Lembro de como era escuro, como a única luz era a das estrelas distantes no céu… Lembro que muitas vezes levava horas para vermos uma estrela cadente. Lembro de como minha mãe me ensinou a fazer pedidos… Nunca coisas materias. Lembro da primeira estrela cadente que eu avistei. Lembro de minha mãe perguntar se eu tinha feito meu pedido. Lembro (como se fosse ontem) de pedir para conhecer meu pai, tanto que eu queria. Lembro do silêncio, da fé, das esperanças em um sonho. Lembro de o calor ceder…

Nunca conheci meu pai. Eu não sabia mas, nessa época ele já havia falecido há alguns anos. Nunca contei isso para ninguém. Esse pequeno detalhe que me constrangia: Eu queria ter conhecido meu pai. Fosse um bom ou um mau pai. Meu pai. Mas hoje bateu a vontade de escrever.
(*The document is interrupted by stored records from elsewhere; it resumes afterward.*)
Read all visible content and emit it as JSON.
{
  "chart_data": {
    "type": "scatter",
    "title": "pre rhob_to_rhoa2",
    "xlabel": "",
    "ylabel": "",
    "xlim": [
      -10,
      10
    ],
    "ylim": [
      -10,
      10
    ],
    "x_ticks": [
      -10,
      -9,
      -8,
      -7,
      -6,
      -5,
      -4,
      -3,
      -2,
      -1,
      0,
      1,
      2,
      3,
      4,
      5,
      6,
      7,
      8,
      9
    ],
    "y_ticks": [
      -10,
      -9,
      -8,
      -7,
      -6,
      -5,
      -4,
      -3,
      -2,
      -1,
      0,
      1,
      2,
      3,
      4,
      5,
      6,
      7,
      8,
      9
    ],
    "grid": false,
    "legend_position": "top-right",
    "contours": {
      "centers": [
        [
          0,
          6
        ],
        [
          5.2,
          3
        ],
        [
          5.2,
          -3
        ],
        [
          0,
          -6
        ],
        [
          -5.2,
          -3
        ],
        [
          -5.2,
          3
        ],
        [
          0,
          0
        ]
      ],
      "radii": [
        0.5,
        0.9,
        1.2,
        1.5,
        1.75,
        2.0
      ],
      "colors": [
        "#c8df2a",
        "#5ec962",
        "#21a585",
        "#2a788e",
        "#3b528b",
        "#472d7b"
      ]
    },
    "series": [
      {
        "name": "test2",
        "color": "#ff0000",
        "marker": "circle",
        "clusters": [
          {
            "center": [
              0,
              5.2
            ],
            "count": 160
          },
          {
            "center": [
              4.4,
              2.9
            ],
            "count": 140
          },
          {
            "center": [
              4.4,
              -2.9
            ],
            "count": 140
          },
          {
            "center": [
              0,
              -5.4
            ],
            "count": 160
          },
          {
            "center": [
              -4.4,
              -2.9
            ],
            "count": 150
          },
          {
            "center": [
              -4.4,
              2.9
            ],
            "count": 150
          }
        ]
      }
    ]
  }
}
Meu pedido, eu devo ter feito tarde demais, ou talvez fosse um pedido grande demais para uma única estrela. Não sei… Mas lembrei de tudo isso enquanto encarava o céu estrelado, o lindo céu estrelado de Palhoça… Também lembrei que nesse mesmo gramado onde fiz meu primeiro pedido a uma estrela cadente, era raro mas, às vezes avistávamos aviões, minúsculos e distantes… E eu me perguntava se eram naves alienígenas que em alguns minutos destruiriam nosso lindo planetinha. (Meu Deus, isso que dá procrastinar as missas de domingo de manhã!)

Uma coisa é certa. Nem tudo que queremos pode ser nosso. Algumas coisas têm seu tempo certo. Outras nunca irão ter… Nem sempre as pessoas pensam como a gente, sentir então nem se comenta. Nem sempre a gente deveria esperar pelo ônibus no ponto. Às vezes o melhor é caminhar, noite afora, sob o céu estrelado. E quem sabe encontrar uma estrela cadente?.. Alguns pedidos nunca se realizam, é verdade, mas uma coisa é certa… Enquanto sonhamos acordados, o calor vai ceder.

“Pensando nas estrelas noite após noite começo a perceber que ‘as estrelas são palavras‘ e todos os incontáveis mundo da Via Láctea são palavras, e esse mundo também o é…” Jack Kerouac

O corre-corre de Natal continua firme e forte. Por essa razão devo retornar somente na próxima semana… Então colocarei livros, posts e principalmente o meu sono em dia!